The way you emphasize depends on what you're trying to emphasize.
Italics are appropriate in dialogue, like in Rasdashan's example. If there's a chance a particular word or phrase might be overlooked, make it stand out. You could use lengthy sentences to emphasize panic. There's no mental "breath" for the reader, inducing a subconscious quicker read to get to the break. Use a metaphor to emphasize an unusual characteristic. Use alliteration to drive a point home.
Here's a simple example - I want to emphasize that time is passing agonizingly slow for my character who is waiting for something:
The plastic chair squeaked as she sat down. She checked the clock. The second hand was ticking so slowly. It was like it wasn't moving at all. She picked up a wrinkled magazine from the table to her right and flipped through the pages. She was bored. She put the magazine down.
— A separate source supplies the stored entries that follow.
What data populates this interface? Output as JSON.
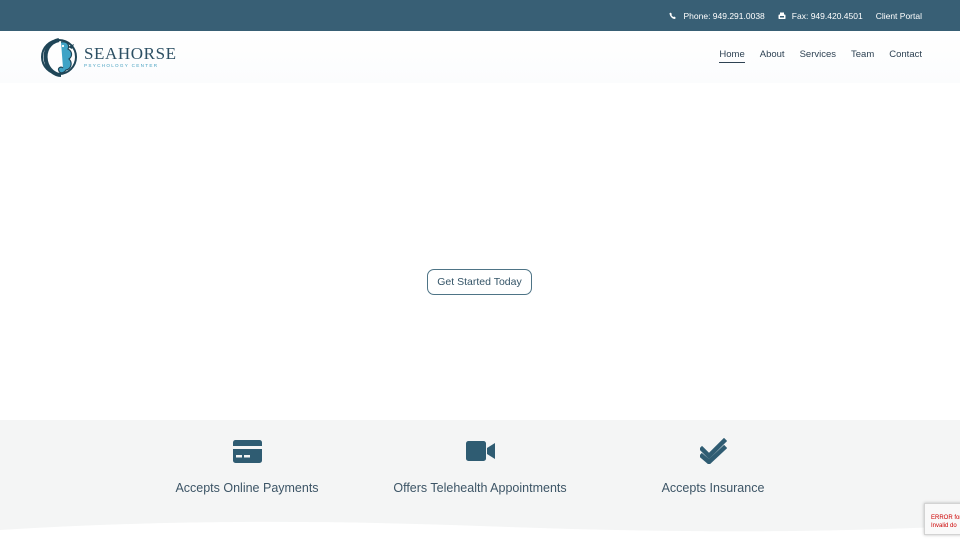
{
  "topbar": {
    "phone": "Phone: 949.291.0038",
    "fax": "Fax: 949.420.4501",
    "portal": "Client Portal"
  },
  "logo": {
    "name": "SEAHORSE",
    "sub": "PSYCHOLOGY CENTER"
  },
  "nav": {
    "items": [
      "Home",
      "About",
      "Services",
      "Team",
      "Contact"
    ],
    "active": "Home"
  },
  "hero": {
    "cta": "Get Started Today"
  },
  "features": [
    {
      "icon": "credit-card-icon",
      "label": "Accepts Online Payments"
    },
    {
      "icon": "video-camera-icon",
      "label": "Offers Telehealth Appointments"
    },
    {
      "icon": "double-check-icon",
      "label": "Accepts Insurance"
    }
  ],
  "recaptcha": {
    "line1": "ERROR for",
    "line2": "Invalid do"
  },
  "colors": {
    "topbar": "#385f75",
    "accent": "#2f5c72",
    "features_bg": "#f4f5f5"
  }
}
Was the clock even working?
Huh, well, the reader is bored, but not in the way the character is bored. Italics are used for emphasis of the slow time and the character's boredom, but this isn't the right scenario for that device.
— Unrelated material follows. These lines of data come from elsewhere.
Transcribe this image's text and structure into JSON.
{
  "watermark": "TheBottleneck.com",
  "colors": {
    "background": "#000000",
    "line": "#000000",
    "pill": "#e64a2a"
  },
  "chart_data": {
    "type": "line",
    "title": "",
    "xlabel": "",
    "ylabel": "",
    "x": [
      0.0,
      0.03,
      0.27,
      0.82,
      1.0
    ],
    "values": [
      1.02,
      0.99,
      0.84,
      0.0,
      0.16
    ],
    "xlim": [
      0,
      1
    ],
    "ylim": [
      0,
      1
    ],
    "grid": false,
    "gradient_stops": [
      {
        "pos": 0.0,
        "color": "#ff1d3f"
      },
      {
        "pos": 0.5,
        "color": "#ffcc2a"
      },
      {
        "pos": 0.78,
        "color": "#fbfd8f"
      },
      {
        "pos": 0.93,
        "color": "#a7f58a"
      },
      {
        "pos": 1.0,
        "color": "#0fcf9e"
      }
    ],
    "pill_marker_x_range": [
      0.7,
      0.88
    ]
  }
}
The clock read 12:38pm. The plastic chair squeaked as she sat down. The clock read 12:38pm. The second hand ticked. Maybe. She picked up a wrinkled magazine from the table to her right. The clock read 12:39pm. Good. She flipped through the pages. The clock read 12:39pm. She put the magazine down. The clock read 12:40pm.
Here, I used both repetition and short sentences. She's bored, she's restless, she's annoyed. The reader starts to feel the same. What will the time read next? Will it be the same? Different? The short sentences might get tedious to read, but it's piquing the reader's curiosity - what is she waiting for? When will it happen?
So, in essence, there is a right and a wrong way to emphasize something, but no solid list of right and wrong ways to emphasize. Each has their own pros and cons. If you're struggling to find the right path to take, try re-writing your scene over in the various methods people have already suggested in the answers and comments. Then, pick the one that works best (or, if you're not sure, an outside reader can tell you how they felt in each version).